Selama ini, harga RAM, dikenal sebagai salah satu komponen komputer dengan biaya relatif murah, tercatat telah melonjak lebih dari dua kali lipat sejak Oktober 2025. Selain meningkatnya permintaan dari industri AI, perang di Iran juga mengganggu pasokan helium global. Gas tersebut merupakan bahan penting dalam proses produksi semikonduktor, sehingga gangguan pasokan turut meningkatkan biaya pembuatan chip komputer.
Dari hasil riset Omdia, harga jual rata-rata smartphone di dunia diperkirakan naik sekitar 20 persen sepanjang 2026 dan berpotensi mencapai rekor tertinggi sepanjang sejarah.
Menurut Analis pasar smartphone Omdia, Chiew Le Xuan, bahwa harga ponsel terbaru Apple kemungkinan akan lebih mahal hingga 150 dolar AS dibandingkan seri iPhone 17.
Kenaikan tersebut diperkirakan terjadi karena Apple akan meningkatkan spesifikasi perangkat guna mendukung fitur-fitur AI terbaru.
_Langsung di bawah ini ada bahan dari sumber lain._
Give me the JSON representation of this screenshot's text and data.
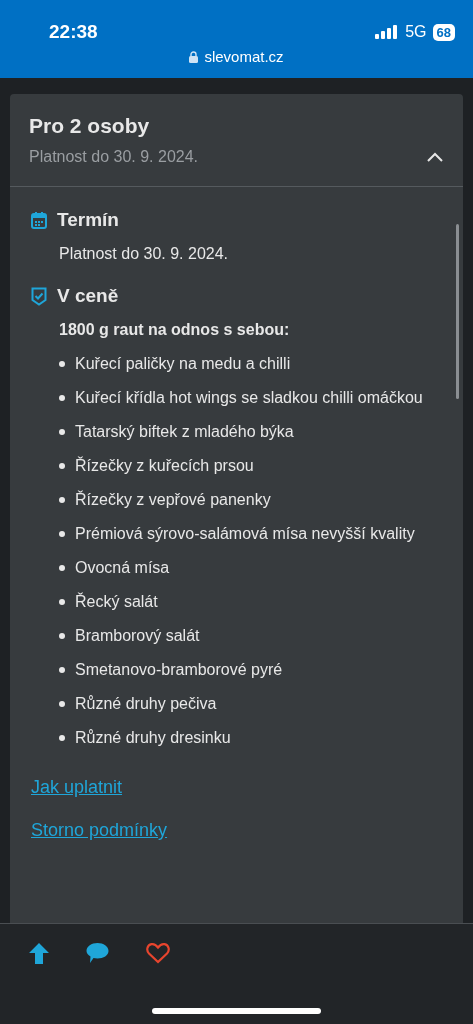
{
  "status_bar": {
    "time": "22:38",
    "network": "5G",
    "battery": "68",
    "url": "slevomat.cz"
  },
  "offer": {
    "title": "Pro 2 osoby",
    "subtitle": "Platnost do 30. 9. 2024.",
    "expanded": true
  },
  "sections": [
    {
      "kind": "calendar",
      "heading": "Termín",
      "text": "Platnost do 30. 9. 2024."
    },
    {
      "kind": "included",
      "heading": "V ceně",
      "lead": "1800 g raut na odnos s sebou:",
      "items": [
        "Kuřecí paličky na medu a chilli",
        "Kuřecí křídla hot wings se sladkou chilli omáčkou",
        "Tatarský biftek z mladého býka",
        "Řízečky z kuřecích prsou",
        "Řízečky z vepřové panenky",
        "Prémiová sýrovo-salámová mísa nevyšší kvality",
        "Ovocná mísa",
        "Řecký salát",
        "Bramborový salát",
        "Smetanovo-bramborové pyré",
        "Různé druhy pečiva",
        "Různé druhy dresinku"
      ]
    }
  ],
  "links": [
    "Jak uplatnit",
    "Storno podmínky"
  ],
  "bottom_bar": [
    {
      "kind": "up"
    },
    {
      "kind": "chat"
    },
    {
      "kind": "heart"
    }
  ]
}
Selain Apple, tekanan biaya di industri semikonduktor juga disoroti perusahaan teknologi besar lainnya. Taiwan Semiconductor Manufacturing Company (TSMC) menyebut, tidak menutup kemungkinan untuk menaikkan harga produknya karena inflasi meningkatkan biaya operasional perusahaan.
TSMC sendiri merupakan produsen chip paling canggih di dunia yang memproduksi chip rancangan perusahaan seperti Apple, Nvidia, dan AMD.
Sementara, Samsung juga menyatakan bahwa kekurangan pasokan chip memori diperkirakan akan membuat harga berbagai perangkat elektronik menjadi lebih mahal.
Pada April lalu, Sony menaikkan harga konsol PlayStation 5 sebesar 90 pound sterling di Inggris dan 100 dolar AS di Amerika Serikat (AS) akibat tekanan dalam lanskap ekonomi global.
Nintendo lalu mengumumkan akan menaikkan harga konsol Switch 2 mulai September karena adanya perubahan kondisi pasar.
Nah, untuk seri iPhone 17 mendapat sambutan positif sejak diluncurkan pada September tahun lalu. Penjualan perangkat Apple tumbuh 17 persen pada kuartal pertama 2026 dibandingkan periode yang sama tahun sebelumnya, didorong oleh kuatnya permintaan dari pasar China.
Awal tahun ini, Apple juga menghapus varian termurah dari lini komputer kompak Mac Mini, yang membuat harga awal produk tersebut naik sekitar 200 dolar AS.